Press release 6 June

Coal Action Network activist at the now mothballed Mataura briquetting plant - supposed to provide local jobs, but didn't.

Coal Action Network activist at the now mothballed Mataura briquetting plant – supposed to provide local jobs, but didn’t.

Further layoffs expected today at Solid Energy’s Stockton mine are a warning that coal cannot be relied on for community prosperity and jobs says Coal Action Network Aotearoa (CANA).

CANA’s new report, Jobs After Coal – a Just Transition for coal mining communities, released two weeks ago, documents the reasons for the world-wide decline in coal mining and argues strongly that workers should not be left to bear the burden of redundancies.

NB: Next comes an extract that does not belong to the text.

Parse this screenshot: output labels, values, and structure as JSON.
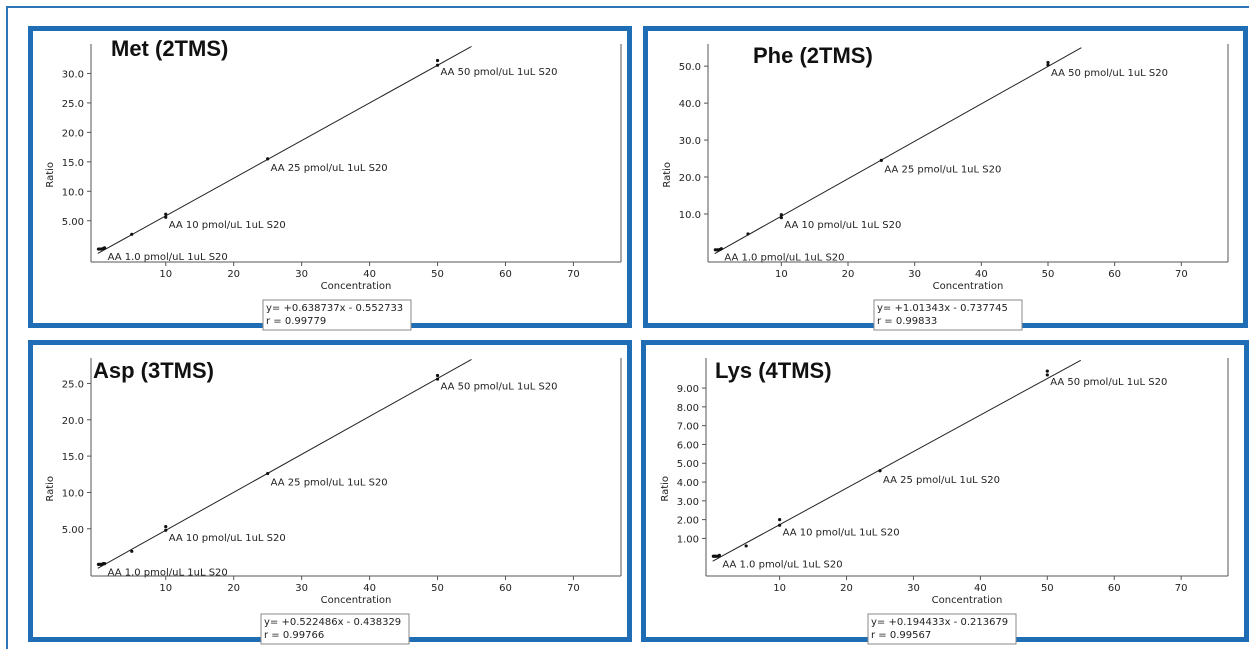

Jeanette Fitzsimons, one of the authors, said “Coal prices are not going up again any time soon, renewable energy is getting cheaper all the time, and climate change means that most of the coal currently available to mine can never be burned anyway.”

“This is all part of the ‘perfect storm’ Don Elder talked of before he resigned.”

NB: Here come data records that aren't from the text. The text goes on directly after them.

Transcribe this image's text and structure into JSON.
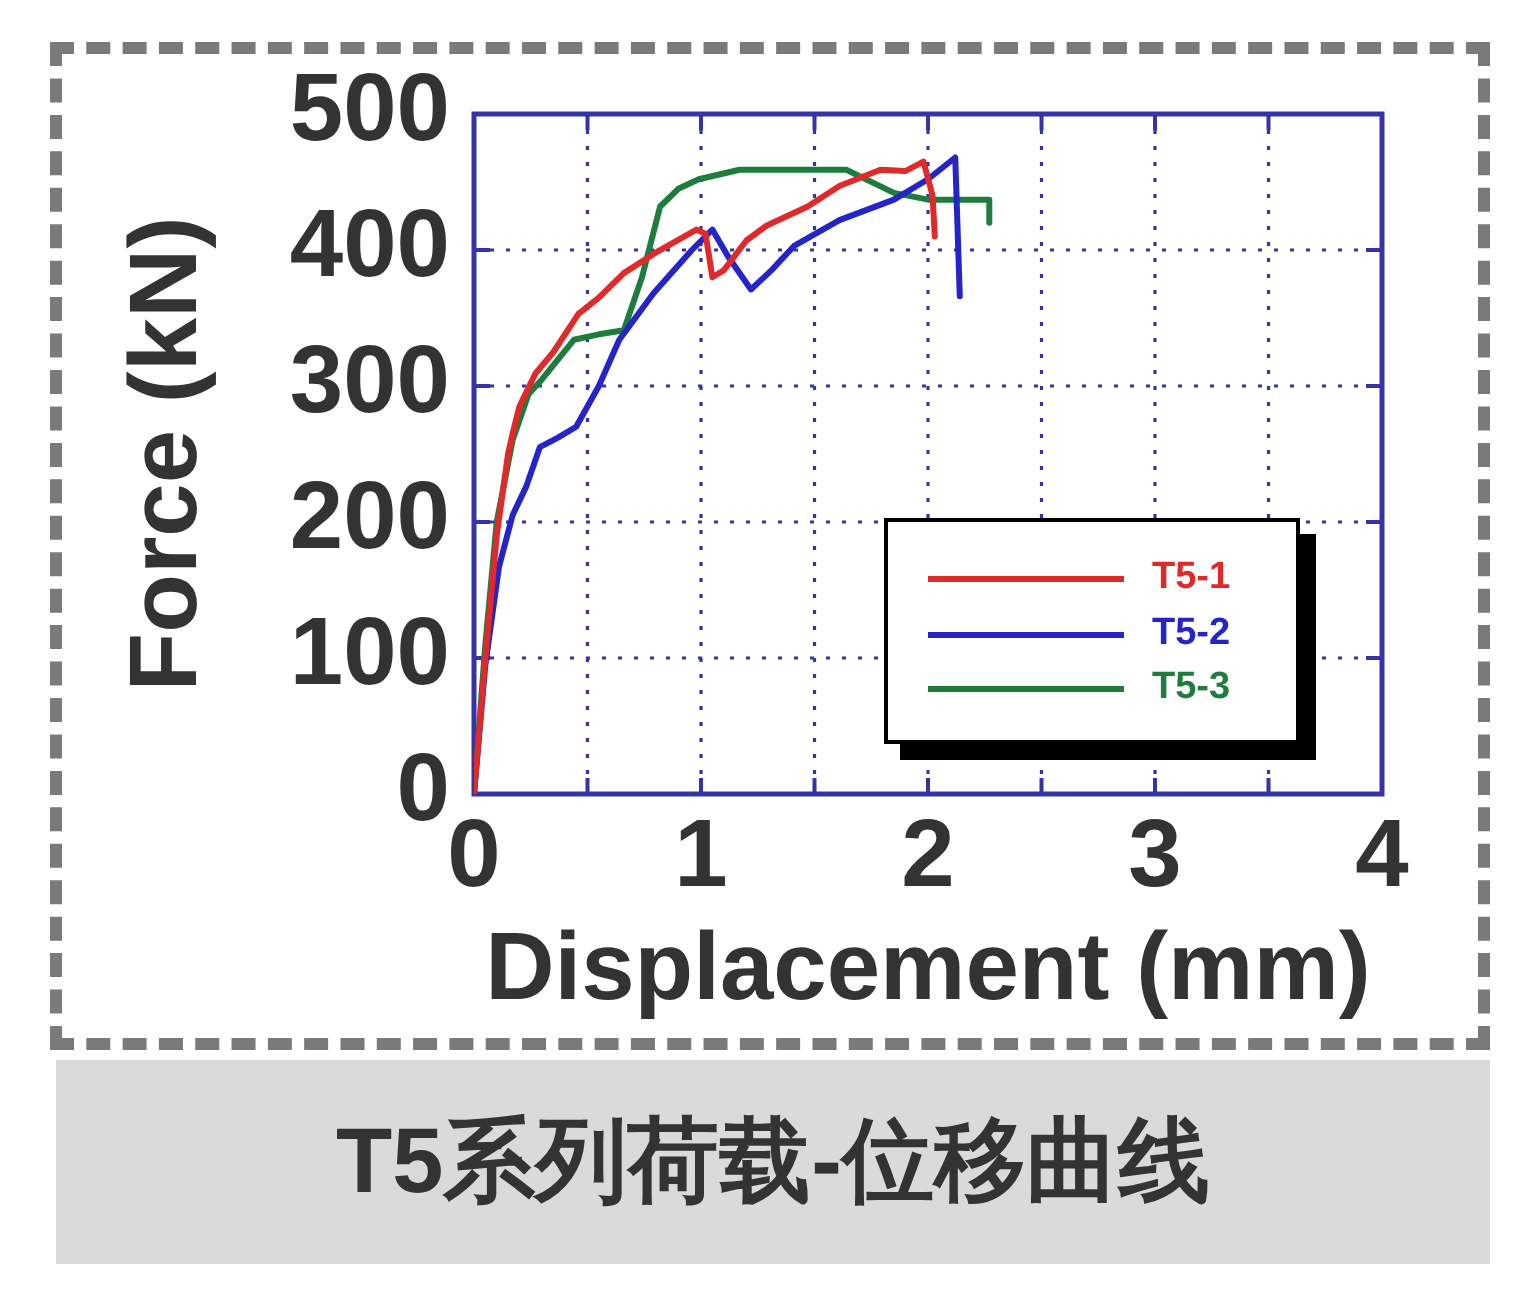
{
  "chart_data": {
    "type": "line",
    "title": "T5系列荷载-位移曲线",
    "xlabel": "Displacement (mm)",
    "ylabel": "Force (kN)",
    "xlim": [
      0,
      4
    ],
    "xticks": [
      0,
      {
        "value": 0.5,
        "label": null
      },
      1,
      {
        "value": 1.5,
        "label": null
      },
      2,
      {
        "value": 2.5,
        "label": null
      },
      3,
      {
        "value": 3.5,
        "label": null
      },
      4
    ],
    "ylim": [
      0,
      500
    ],
    "yticks": [
      0,
      100,
      200,
      300,
      400,
      500
    ],
    "grid": true,
    "legend": "bottom right",
    "line_style": "solid",
    "series": [
      {
        "name": "T5-1",
        "color": "#e02a2a",
        "x": [
          0,
          0.05,
          0.1,
          0.15,
          0.17,
          0.2,
          0.27,
          0.35,
          0.46,
          0.55,
          0.66,
          0.8,
          0.98,
          1.02,
          1.05,
          1.1,
          1.2,
          1.29,
          1.47,
          1.61,
          1.79,
          1.9,
          1.98,
          2.02,
          2.03
        ],
        "values": [
          0,
          100,
          190,
          250,
          265,
          285,
          309,
          325,
          353,
          365,
          383,
          398,
          415,
          412,
          380,
          385,
          407,
          418,
          432,
          447,
          459,
          458,
          465,
          440,
          410
        ]
      },
      {
        "name": "T5-2",
        "color": "#2424c8",
        "x": [
          0,
          0.05,
          0.11,
          0.17,
          0.23,
          0.29,
          0.37,
          0.45,
          0.55,
          0.64,
          0.79,
          0.96,
          1.05,
          1.12,
          1.22,
          1.31,
          1.41,
          1.61,
          1.85,
          2.0,
          2.12,
          2.14
        ],
        "values": [
          0,
          95,
          167,
          205,
          226,
          255,
          262,
          270,
          300,
          334,
          368,
          400,
          415,
          395,
          371,
          385,
          403,
          422,
          437,
          452,
          468,
          366
        ]
      },
      {
        "name": "T5-3",
        "color": "#1e7d3c",
        "x": [
          0,
          0.05,
          0.1,
          0.17,
          0.24,
          0.3,
          0.44,
          0.55,
          0.66,
          0.74,
          0.82,
          0.9,
          0.99,
          1.17,
          1.4,
          1.64,
          1.85,
          2.0,
          2.27,
          2.27
        ],
        "values": [
          0,
          110,
          200,
          260,
          294,
          305,
          334,
          338,
          341,
          380,
          432,
          445,
          452,
          459,
          459,
          459,
          442,
          437,
          437,
          420
        ]
      }
    ]
  }
}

“It is urgent to set in place a planning process for communities that are most affected. This should have been done two years ago when the redundancies started, rather than waiting until even more families are suffering.”

“The latest layoffs make it clear that communities cannot rely on a boom and bust industry for their job security.”

A “Just Transition” would provide central government help for a community-led process to analyse where the skills of miners can be transferred to other industries and develop local economic development based on local skills and opportunities.

“It needs to involve all parts of the community – councils, business, unions, iwi, polytechs, ngos,  to plan a future after coal.”

The report provides some snapshots of what other communities overseas have done to reinvent themselves after coal mining, and concludes that the West Coast could do the same with some government resources.